# Proving convergence of $\sum \frac{\sin n}{2^n}$

Prove that the following sequence ($x_n$) is convergent:

$$x_n = \frac{\sin 1}{2} + \frac{\sin 2}{2^2} + \frac{\sin 3}{2^3} + ... + \frac{\sin n}{2^n}$$ I have tried to use to the sequence is contractive, but am unable to do so. Any help as to which direction I should head to? Thanks!

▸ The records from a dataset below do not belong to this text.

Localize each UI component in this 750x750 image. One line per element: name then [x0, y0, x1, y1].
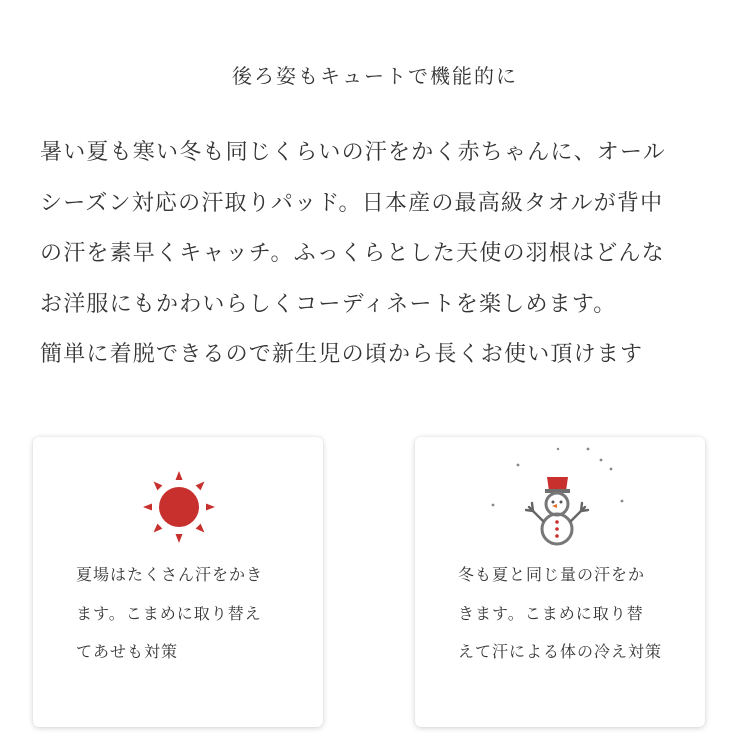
card-text-line: きます。こまめに取り替	[458, 603, 644, 623]
intro-line: の汗を素早くキャッチ。ふっくらとした天使の羽根はどんな	[40, 241, 665, 266]
card-text-line: えて汗による体の冷え対策	[458, 642, 663, 661]
card-text-line: ます。こまめに取り替え	[76, 603, 262, 623]
sun-icon	[141, 469, 217, 545]
snowman-icon	[485, 445, 625, 547]
intro-line: 簡単に着脱できるので新生児の頃から長くお使い頂けます	[40, 342, 644, 367]
summer-card	[33, 437, 323, 727]
section-heading: 後ろ姿もキュートで機能的に	[232, 64, 518, 88]
intro-line: お洋服にもかわいらしくコーディネートを楽しめます。	[40, 291, 617, 317]
intro-line: シーズン対応の汗取りパッド。日本産の最高級タオルが背中	[40, 190, 664, 216]
intro-line: 暑い夏も寒い冬も同じくらいの汗をかく赤ちゃんに、オール	[40, 140, 666, 165]
winter-card	[415, 437, 705, 727]
card-text-line: 冬も夏と同じ量の汗をか	[458, 565, 646, 584]
card-text-line: てあせも対策	[76, 642, 179, 661]
summer-card-text	[76, 556, 316, 672]
intro-paragraph	[40, 128, 730, 381]
winter-card-text	[458, 556, 688, 672]
card-text-line: 夏場はたくさん汗をかき	[76, 565, 264, 584]
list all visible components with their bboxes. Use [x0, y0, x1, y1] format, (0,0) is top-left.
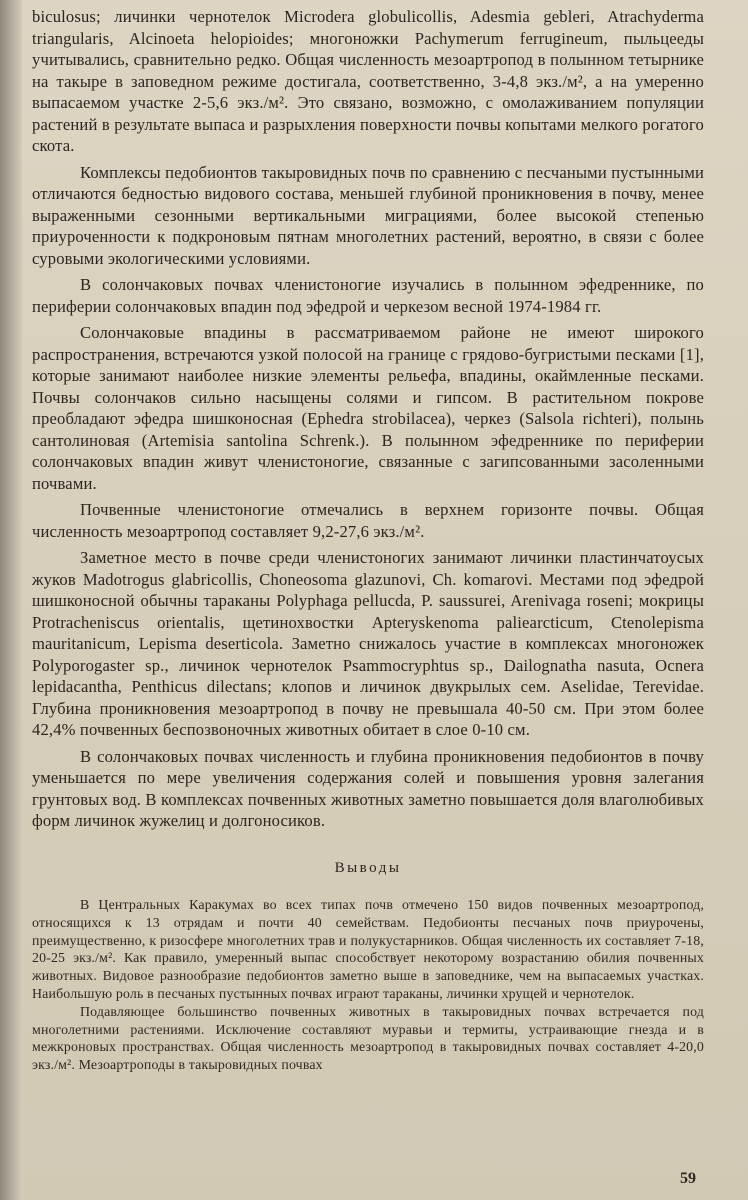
- paragraph-6: Заметное место в почве среди членистоногих занимают личинки пластинчатоусых жуков Madotrogus glabricollis, Choneosoma glazunovi, Ch. komarovi. Местами под эфедрой шишконосной обычны тараканы Polyphaga pellucda, P. saussurei, Arenivaga roseni; мокрицы Protracheniscus orientalis, щетинохвостки Apteryskenoma paliearcticum, Ctenolepisma mauritanicum, Lepisma deserticola. Заметно снижалось участие в комплексах многоножек Polyporogaster sp., личинок чернотелок Psammocryphtus sp., Dailognatha nasuta, Ocnera lepidacantha, Penthicus dilectans; клопов и личинок двукрылых сем. Aselidae, Terevidae. Глубина проникновения мезоартропод в почву не превышала 40-50 см. При этом более 42,4% почвенных беспозвоночных животных обитает в слое 0-10 см.: [32, 548, 704, 739]
- conclusion-2: Подавляющее большинство почвенных животных в такыровидных почвах встречается под многолетними растениями. Исключение составляют муравьи и термиты, устраивающие гнезда и в межкроновых пространствах. Общая численность мезоартропод в такыровидных почвах составляет 4-20,0 экз./м². Мезоартроподы в такыровидных почвах: [32, 1004, 704, 1074]
- binding-gutter: [0, 0, 22, 1200]
- page-number: 59: [680, 1170, 696, 1187]
- conclusion-1: В Центральных Каракумах во всех типах почв отмечено 150 видов почвенных мезоартропод, относящихся к 13 отрядам и почти 40 семействам. Педобионты песчаных почв приурочены, преимущественно, к ризосфере многолетних трав и полукустарников. Общая численность их составляет 7-18, 20-25 экз./м². Как правило, умеренный выпас способствует некоторому возрастанию обилия почвенных животных. Видовое разнообразие педобионтов заметно выше в заповеднике, чем на выпасаемых участках. Наибольшую роль в песчаных пустынных почвах играют тараканы, личинки хрущей и чернотелок.: [32, 898, 704, 1002]
- paragraph-1: biculosus; личинки чернотелок Microdera globulicollis, Adesmia gebleri, Atrachyderma triangularis, Alcinoeta helopioides; многоножки Pachymerum ferrugineum, пыльцееды учитывались, сравнительно редко. Общая численность мезоартропод в полынном тетырнике на такыре в заповедном режиме достигала, соответственно, 3-4,8 экз./м², а на умеренно выпасаемом участке 2-5,6 экз./м². Это связано, возможно, с омолаживанием популяции растений в результате выпаса и разрыхления поверхности почвы копытами мелкого рогатого скота.: [32, 7, 704, 155]
- paragraph-5: Почвенные членистоногие отмечались в верхнем горизонте почвы. Общая численность мезоартропод составляет 9,2-27,6 экз./м².: [32, 500, 704, 541]
- conclusions: [32, 897, 704, 1075]
- section-heading: Выводы: [334, 859, 402, 876]
- paragraph-2: Комплексы педобионтов такыровидных почв по сравнению с песчаными пустынными отличаются бедностью видового состава, меньшей глубиной проникновения в почву, менее выраженными сезонными вертикальными миграциями, более высокой степенью приуроченности к подкроновым пятнам многолетних растений, вероятно, в связи с более суровыми экологическими условиями.: [32, 162, 704, 268]
- body-text: [32, 6, 704, 1075]
- paragraph-7: В солончаковых почвах численность и глубина проникновения педобионтов в почву уменьшается по мере увеличения содержания солей и повышения уровня залегания грунтовых вод. В комплексах почвенных животных заметно повышается доля влаголюбивых форм личинок жужелиц и долгоносиков.: [32, 746, 704, 830]
- paragraph-4: Солончаковые впадины в рассматриваемом районе не имеют широкого распространения, встречаются узкой полосой на границе с грядово-бугристыми песками [1], которые занимают наиболее низкие элементы рельефа, впадины, окаймленные песками. Почвы солончаков сильно насыщены солями и гипсом. В растительном покрове преобладают эфедра шишконосная (Ephedra strobilacea), черкез (Salsola richteri), полынь сантолиновая (Artemisia santolina Schrenk.). В полынном эфедреннике по периферии солончаковых впадин живут членистоногие, связанные с загипсованными засоленными почвами.: [32, 323, 704, 493]
- paragraph-3: В солончаковых почвах членистоногие изучались в полынном эфедреннике, по периферии солончаковых впадин под эфедрой и черкезом весной 1974-1984 гг.: [32, 275, 704, 316]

• Since you're only interested in proving convergence, I'll confine this (well-known) result to a comment: $$\sum_{n=0}^\infty \frac{\sin n}{2^n}=\text{Im}\left[\sum_{n=0}^\infty \left(\frac{e^{i}}{2}\right)^{n}\right] =\text{Im}\left[\frac{1}{1-e^i/2}\right]=\frac{\sin 1}{5-4\cos 1}$$ which is to say, it's not only convergent but can be explicitly summed – Semiclassical Sep 25 '14 at 4:25

We have $\frac{|\sin \ n|}{2^n} \leq \frac{1}{2^n}$ for all $n$ (because $|\sin x| \leq 1$ for all $x$). The series $\sum 1/2^n$ (it is a geometric series) is convergent. By the comparison test, the series $\sum \frac{|\sin n|}{2^n}$ converges. Then $\sum \frac{\sin \ n}{2^n}$ converges.